Мои предки, не отличавшиеся никогда скромностью, считали, что северо-западный край кровью и мозгом своим служит идее всего космоса, а не пяти губерний. Там в лесных оврагах пахло прелью и плесенью, то и дело из-под копыт лошадей поднимались тетеревиные стаи. Хмурые, темные от дождя ели подступали к самым стенам замка, стучали лапами в окна, возвышались сине-зелеными конусами над крышей. С тех пор осталась только документация и пара портретов: у мужчин жесткий, высокомерный вид, на губах тонкая и бесстрастная язвительность, у женщин взгляд небрежный и холодный, острые плечи, слабые руки, под белой кожей просвечивают голубые жилки. В выражениях лиц непонятное сладострастие, которое одновременно вызывает отторжение и томную тягу. Про этих женщин в семействе ходят детские байки. Кроме того крестьяне, которых перманентно трясла лихорадка, рассказывали удивительные и страшные истории. В одиноких провинциях люди всегда жили земльей, кровью и фантазией.

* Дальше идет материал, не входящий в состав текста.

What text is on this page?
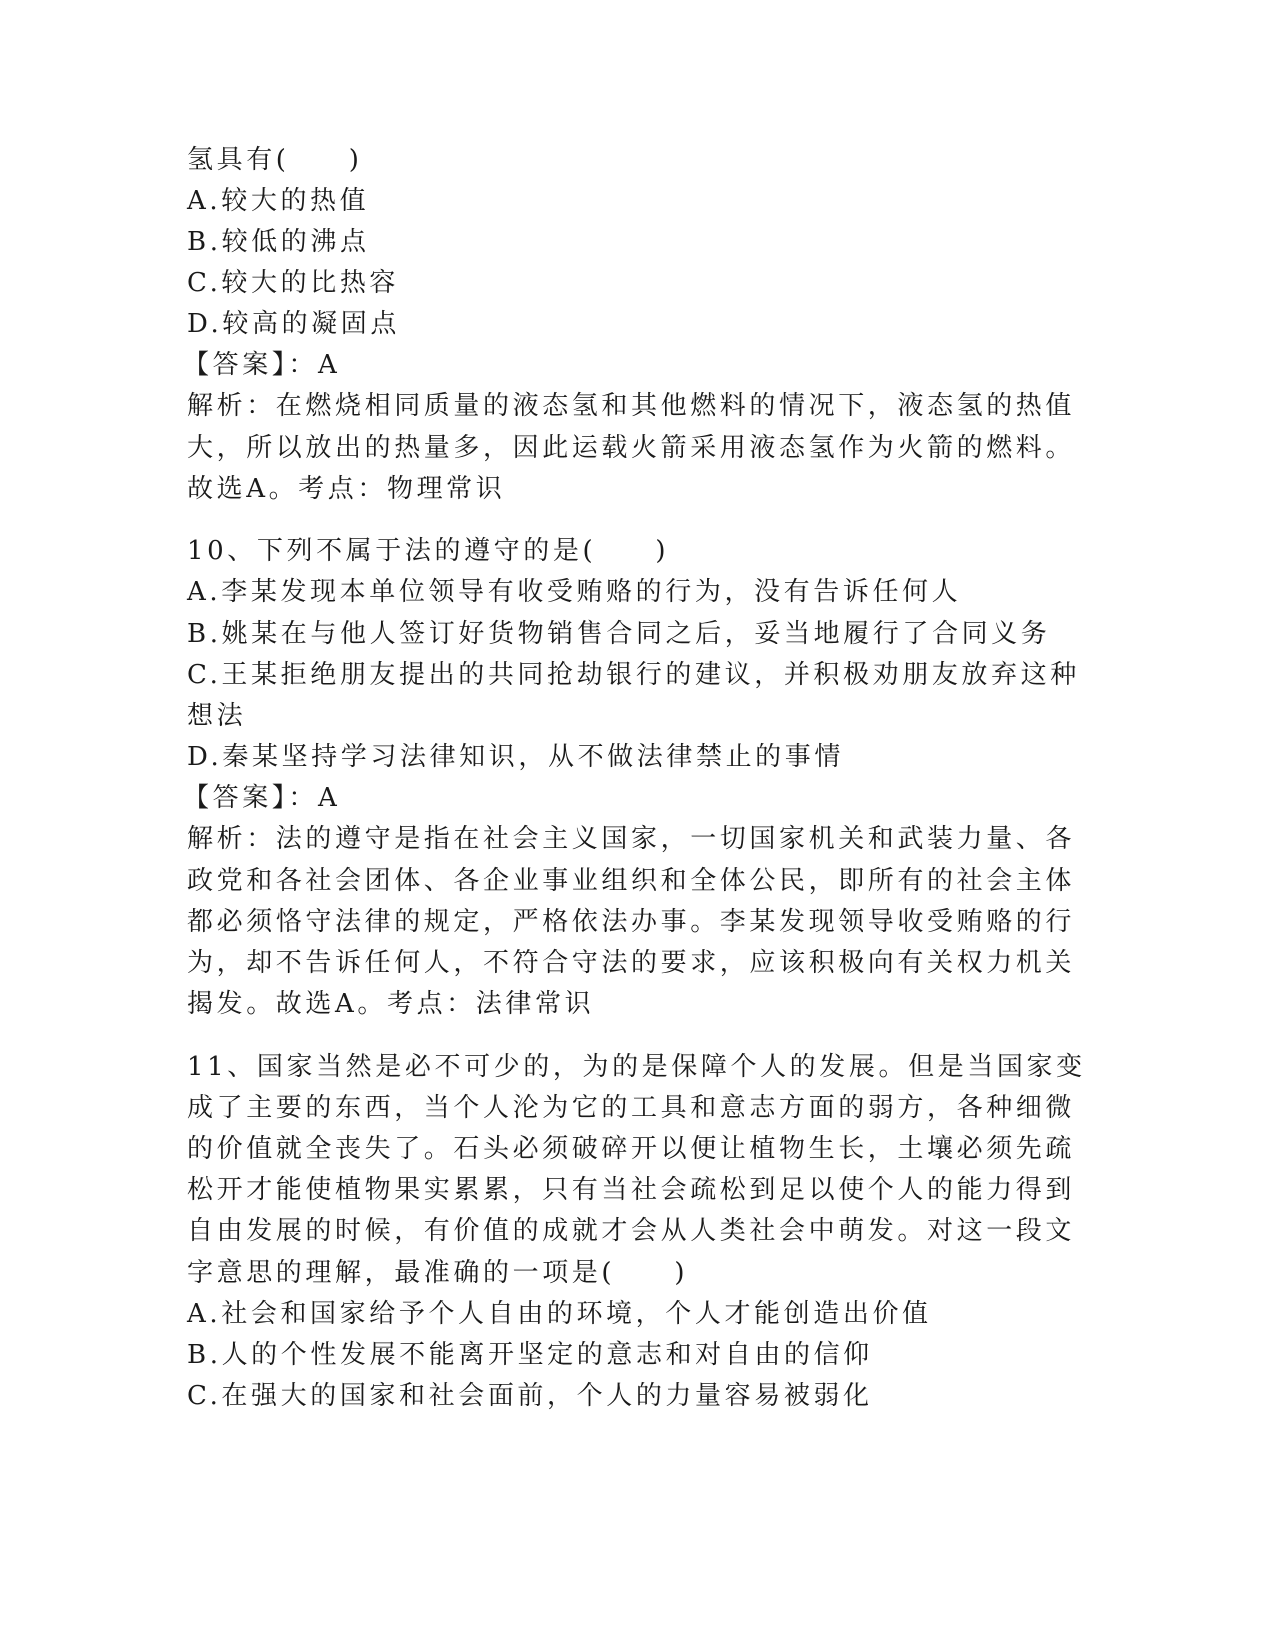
氢具有(　　)
A.较大的热值
B.较低的沸点
C.较大的比热容
D.较高的凝固点
【答案】：A
解析：在燃烧相同质量的液态氢和其他燃料的情况下，液态氢的热值
大，所以放出的热量多，因此运载火箭采用液态氢作为火箭的燃料。
故选A。考点：物理常识
10、下列不属于法的遵守的是(　　)
A.李某发现本单位领导有收受贿赂的行为，没有告诉任何人
B.姚某在与他人签订好货物销售合同之后，妥当地履行了合同义务
C.王某拒绝朋友提出的共同抢劫银行的建议，并积极劝朋友放弃这种
想法
D.秦某坚持学习法律知识，从不做法律禁止的事情
【答案】：A
解析：法的遵守是指在社会主义国家，一切国家机关和武装力量、各
政党和各社会团体、各企业事业组织和全体公民，即所有的社会主体
都必须恪守法律的规定，严格依法办事。李某发现领导收受贿赂的行
为，却不告诉任何人，不符合守法的要求，应该积极向有关权力机关
揭发。故选A。考点：法律常识
11、国家当然是必不可少的，为的是保障个人的发展。但是当国家变
成了主要的东西，当个人沦为它的工具和意志方面的弱方，各种细微
的价值就全丧失了。石头必须破碎开以便让植物生长，土壤必须先疏
松开才能使植物果实累累，只有当社会疏松到足以使个人的能力得到
自由发展的时候，有价值的成就才会从人类社会中萌发。对这一段文
字意思的理解，最准确的一项是(　　)
A.社会和国家给予个人自由的环境，个人才能创造出价值
B.人的个性发展不能离开坚定的意志和对自由的信仰
C.在强大的国家和社会面前，个人的力量容易被弱化
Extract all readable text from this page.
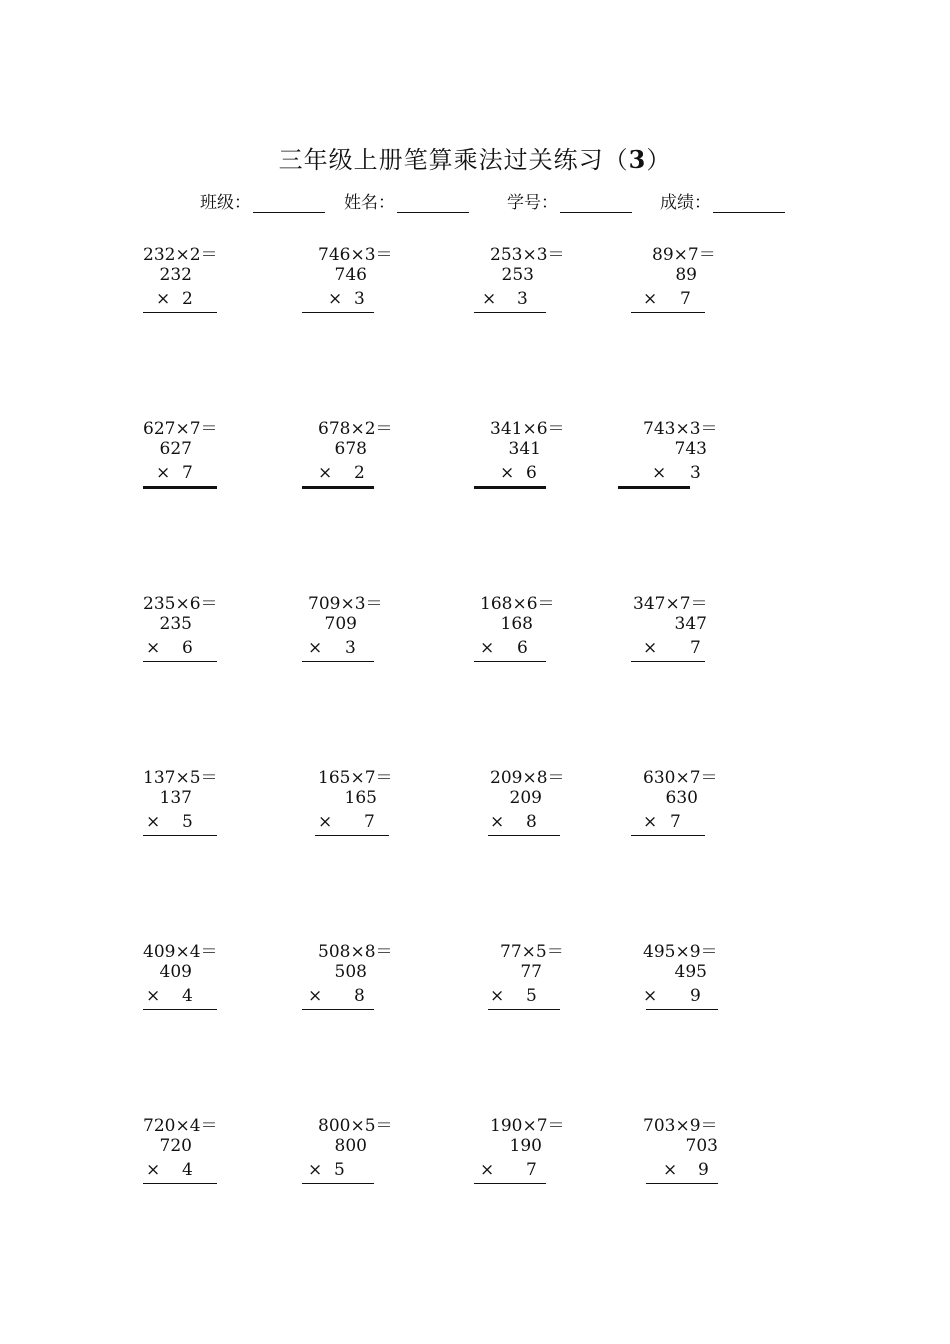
三年级上册笔算乘法过关练习（3）
班级：	姓名：	学号：	成绩：
232×2＝
232
× 2
746×3＝
746
× 3
253×3＝
253
× 3
89×7＝
89
× 7
627×7＝
627
× 7
678×2＝
678
× 2
341×6＝
341
× 6
743×3＝
743
× 3
235×6＝
235
× 6
709×3＝
709
× 3
168×6＝
168
× 6
347×7＝
347
× 7
137×5＝
137
× 5
165×7＝
165
× 7
209×8＝
209
× 8
630×7＝
630
× 7
409×4＝
409
× 4
508×8＝
508
× 8
77×5＝
77
× 5
495×9＝
495
× 9
720×4＝
720
× 4
800×5＝
800
× 5
190×7＝
190
× 7
703×9＝
703
× 9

Вместо пресс-папье я использую кусок древнего кирпича, подобранный мною некогда на развалинах Кревского замка. Ему около семисот лет, таким образом он в тридцать пять раз старше меня. Зимой на нем по непонятным причинам спит кот. Архитектура в чем-то сходна с музыкой. Кирпич на моем столе напоминает единственное слово позабытой баллады.